Pemahaman atas ayat tersebut juga memberi kesadaran berbuat baik bagi setiap orang (diri sendiri), keluarga, dan masyarakat yang menjadi pilar utama gerakan Muhammadiyah karena esensi dakwah dalam Muhammadiyah adalah memperbaiki diri dan masyarakat sebagai prasyarat memperoleh keuntungan hidup di dunia dan akhirat. Hal ini telah tersampaikan dalam al Qur’an surat Ali Imron ayat 104, “Dan hendaklah ada di antara kamu segolongan umat yang menyeru kepada kebajikan, menyuruh kepada yang ma’ruf dan mencegah dari yang munkar; merekalah orang-orang yang beruntung”. Dengan kata lain, aktifitas dakwah dalam ber-Muhammadiyah itu mengajak berbuat baik (amar ma’ruf) dan mencegah perbuatan buruk (nahi mungkar). Keduanya tidak bisa dipisah-pisahkan. Menurut istilah anak milineal sekarang yang viral (warga +62) adalah amar ma’ruf auto nahi mungkar. Hadirnya kata auto menunjukkan akibat dari perbuatan baik. Artinya setiap orang yang melakukan perbuatan baik, maka implikasinya dia telah mampu mencegah diri dan lingkungannya dari perbuatan yang buruk (munkar). Frase menyeru kepada kebaikan (ta’muruna bil ma’ruf) didahulukan sebelum frase mencegah kemunkaran ( wa tanhuana ‘anil munkar) mengandung maksud berbuat baik itu diutamakan yang sekaligus memberi pengaruh mencegah pelakunya berbuat buruk.

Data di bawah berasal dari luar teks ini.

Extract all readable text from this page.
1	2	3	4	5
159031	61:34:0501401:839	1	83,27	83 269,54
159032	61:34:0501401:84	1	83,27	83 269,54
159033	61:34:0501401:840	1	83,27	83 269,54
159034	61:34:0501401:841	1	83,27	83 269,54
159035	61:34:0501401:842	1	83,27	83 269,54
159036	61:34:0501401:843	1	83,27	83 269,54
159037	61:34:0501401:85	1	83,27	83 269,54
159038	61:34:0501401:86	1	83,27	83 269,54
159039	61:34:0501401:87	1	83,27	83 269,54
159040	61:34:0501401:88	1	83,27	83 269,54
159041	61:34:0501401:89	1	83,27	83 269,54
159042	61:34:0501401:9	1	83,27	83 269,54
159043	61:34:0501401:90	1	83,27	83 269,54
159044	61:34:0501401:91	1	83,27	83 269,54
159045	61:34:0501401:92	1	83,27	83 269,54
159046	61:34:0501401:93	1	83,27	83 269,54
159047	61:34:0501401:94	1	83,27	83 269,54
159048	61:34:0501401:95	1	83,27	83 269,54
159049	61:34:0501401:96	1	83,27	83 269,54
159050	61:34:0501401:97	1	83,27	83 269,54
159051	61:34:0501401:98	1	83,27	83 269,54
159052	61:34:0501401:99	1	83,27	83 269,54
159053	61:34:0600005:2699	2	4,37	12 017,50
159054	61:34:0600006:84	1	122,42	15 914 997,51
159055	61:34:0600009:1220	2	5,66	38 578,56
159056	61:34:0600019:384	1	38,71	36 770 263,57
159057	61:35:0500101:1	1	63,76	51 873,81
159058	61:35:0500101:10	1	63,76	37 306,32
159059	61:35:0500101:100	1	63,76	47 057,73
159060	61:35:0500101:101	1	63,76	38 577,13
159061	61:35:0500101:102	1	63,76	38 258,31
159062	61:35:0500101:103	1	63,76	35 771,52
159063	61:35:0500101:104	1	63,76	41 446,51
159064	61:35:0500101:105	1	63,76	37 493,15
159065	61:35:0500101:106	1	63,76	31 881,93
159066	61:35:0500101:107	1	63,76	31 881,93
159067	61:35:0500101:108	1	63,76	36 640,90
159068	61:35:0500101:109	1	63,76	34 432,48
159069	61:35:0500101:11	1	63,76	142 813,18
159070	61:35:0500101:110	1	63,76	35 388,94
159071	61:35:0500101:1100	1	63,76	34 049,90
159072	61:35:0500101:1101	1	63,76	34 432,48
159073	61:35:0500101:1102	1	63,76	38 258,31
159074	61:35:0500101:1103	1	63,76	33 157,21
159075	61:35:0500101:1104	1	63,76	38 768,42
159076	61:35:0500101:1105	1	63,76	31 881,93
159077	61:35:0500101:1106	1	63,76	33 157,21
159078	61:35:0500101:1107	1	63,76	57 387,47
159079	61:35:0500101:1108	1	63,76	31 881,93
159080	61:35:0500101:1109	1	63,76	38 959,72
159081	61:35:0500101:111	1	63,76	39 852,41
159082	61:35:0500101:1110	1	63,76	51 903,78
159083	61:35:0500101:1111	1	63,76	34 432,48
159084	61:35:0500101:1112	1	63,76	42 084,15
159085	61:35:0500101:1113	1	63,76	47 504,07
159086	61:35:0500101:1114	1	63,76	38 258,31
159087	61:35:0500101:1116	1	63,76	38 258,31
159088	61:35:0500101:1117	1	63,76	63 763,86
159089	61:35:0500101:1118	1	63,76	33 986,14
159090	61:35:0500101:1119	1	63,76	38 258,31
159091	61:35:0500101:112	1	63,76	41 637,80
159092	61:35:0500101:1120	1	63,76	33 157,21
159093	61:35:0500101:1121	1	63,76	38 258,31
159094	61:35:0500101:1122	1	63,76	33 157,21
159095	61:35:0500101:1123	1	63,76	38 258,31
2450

Jadi Muhammadiyah dan oraganisasi lainnya seperti NU yang dengan santun terus menerus mengajak umat Islam berbuat kebaikan sesungguhnya telah melakukan nahi mungkar. Jangan dibalik logikanya bahwa Muhammadiyah dan NU dakwahnya teduh dan menyejukkan karena mereka hanya amar ma’ruf seolah-olah tidak melakukan nahi mungkar. Sementara ada kelompok lain yang mengisi ruang itu dengan mengatasnamakan Islam berdakwah dengan kasar, mereka berdalih karena sedang nahi mungkar. Logika ini tentu menyesatkan kewarasan publik. Baik Muhammadiyah dan NU misalnya, keduanya telah melakukan amar ma’ruf auto nahi mungkar dengan cara yang dianjurkan oleh agama; santun, ramah, dan penuh dengan hikmah serta memperhatikan kontek sosial yang meliputi ruang lingkup dakwah.